Everything he said was making complete sense to me, because it seemed like my own experiences confirmed what he was describing. By putting my own recent experiences into the context of universal motifs and archetypes that make up the mythological process of renewal, he gave a sacred dimension to the newly discovered themes of my life.
He described two forms of this pattern: the mythic, often viewed as an external journey of leaving the familiar behind, venturing into the unknown, encountering and eventually overcoming formidable forces, and returning with new powers to assist others; and, the psychological, a primarily inner journey of breaking away from social constrictions, a deep retreat inward, a chaotic series of encounters and very challenging experiences, through which one finds a harmonizing center, new courage, and a return to a new life.
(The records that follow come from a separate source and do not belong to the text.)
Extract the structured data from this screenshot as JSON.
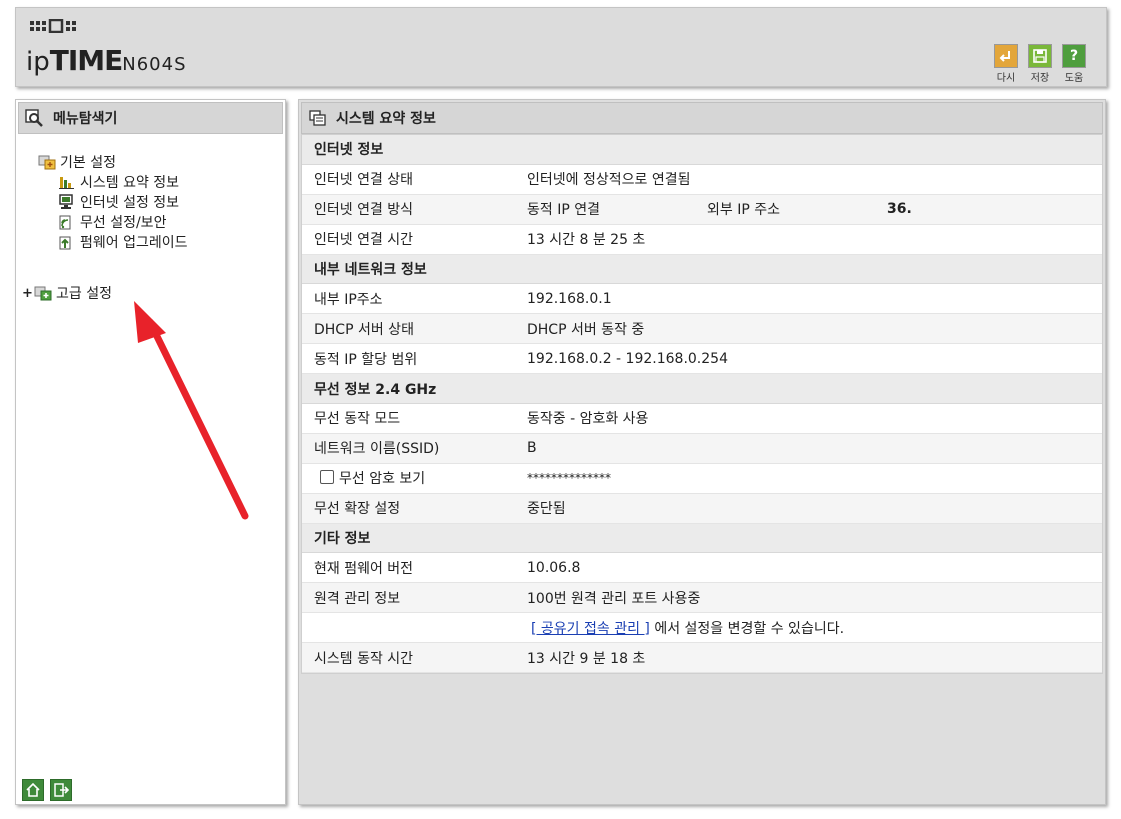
{
  "header": {
    "brand_prefix": "ip",
    "brand_main": "TIME",
    "model": "N604S",
    "buttons": [
      {
        "label": "다시",
        "icon": "undo-icon",
        "color": "#e0a030"
      },
      {
        "label": "저장",
        "icon": "save-icon",
        "color": "#6aac2f"
      },
      {
        "label": "도움",
        "icon": "help-icon",
        "color": "#4a9a3a"
      }
    ]
  },
  "left": {
    "title": "메뉴탐색기",
    "basic": {
      "label": "기본 설정",
      "items": [
        {
          "label": "시스템 요약 정보",
          "icon": "chart-icon"
        },
        {
          "label": "인터넷 설정 정보",
          "icon": "monitor-icon"
        },
        {
          "label": "무선 설정/보안",
          "icon": "wireless-icon"
        },
        {
          "label": "펌웨어 업그레이드",
          "icon": "upgrade-icon"
        }
      ]
    },
    "advanced": {
      "label": "고급 설정",
      "expander": "+"
    }
  },
  "main": {
    "title": "시스템 요약 정보",
    "sections": {
      "internet": {
        "title": "인터넷 정보",
        "status_label": "인터넷 연결 상태",
        "status_value": "인터넷에 정상적으로 연결됨",
        "method_label": "인터넷 연결 방식",
        "method_value": "동적 IP 연결",
        "external_ip_label": "외부 IP 주소",
        "external_ip_value": "36.",
        "time_label": "인터넷 연결 시간",
        "time_value": "13 시간 8 분 25 초"
      },
      "lan": {
        "title": "내부 네트워크 정보",
        "ip_label": "내부 IP주소",
        "ip_value": "192.168.0.1",
        "dhcp_label": "DHCP 서버 상태",
        "dhcp_value": "DHCP 서버 동작 중",
        "range_label": "동적 IP 할당 범위",
        "range_value": "192.168.0.2 -  192.168.0.254"
      },
      "wireless": {
        "title": "무선 정보 2.4 GHz",
        "mode_label": "무선 동작 모드",
        "mode_value": "동작중 - 암호화 사용",
        "ssid_label": "네트워크 이름(SSID)",
        "ssid_value": "B",
        "pw_label": "무선 암호 보기",
        "pw_value": "**************",
        "ext_label": "무선 확장 설정",
        "ext_value": "중단됨"
      },
      "etc": {
        "title": "기타 정보",
        "fw_label": "현재 펌웨어 버전",
        "fw_value": "10.06.8",
        "remote_label": "원격 관리 정보",
        "remote_value": "100번 원격 관리 포트 사용중",
        "remote_link": "[ 공유기 접속 관리 ]",
        "remote_note": " 에서 설정을 변경할 수 있습니다.",
        "uptime_label": "시스템 동작 시간",
        "uptime_value": "13 시간 9 분 18 초"
      }
    }
  },
  "annotation": {
    "arrow_color": "#e8222a"
  }
}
This talk was later published as one of a series of essays in Myths To Live By with other talks given at Cooper Union.
He laid it out clearly for me: I was actually living an ancient formula of “separation, initiation, and return” in my own life, right then and there, in that Great Hall. And he had become my much-needed guide in helping me recognize what would have otherwise been a mystery to me.
Without going into the details of my own experiences that mirrored this universal pattern, because that’s what makes up most of my memoir, what is important here is that I did recognize the significance of that “moment of truth” in the bookstore and acted upon it.
After his talk, which would change my life forever, I waited for everyone else to have their turn and then went up to introduce myself to Joseph Campbell. I told him how important what he had to say was to me. He responded very warmly and showed a sincere interest in me. We kept in touch for a number of years, and I visited him in his Greenwich Village home a couple of times. He became a mentor to me, showing concern and providing guidance during my young adult years.
A moment of truth is being in the moment so much that it is allowed to have the transforming impact it was meant to. Seeing that poster in the bookstore, and acting upon what I saw, broke me out of my daily existence and transported me to another realm. This one moment became one I will never forget for the rest of my life.
Something told me that’s where I should be at that time. I didn’t know yet exactly what was coming for me, but that split second decision enabled a series of serendipitous experiences to continue onward to its fulfillment. That archetypal moment gave me a feeling of being connected to something much greater than myself, of being in harmony with all of life, and even its Creator.
Our task is to become conscious of such moments before they disappear from our awareness. I like to think of this as a special type of openness, of being open to a mythic, sacred life that unfolds mysteriously but nevertheless carries us along to where we are meant to go.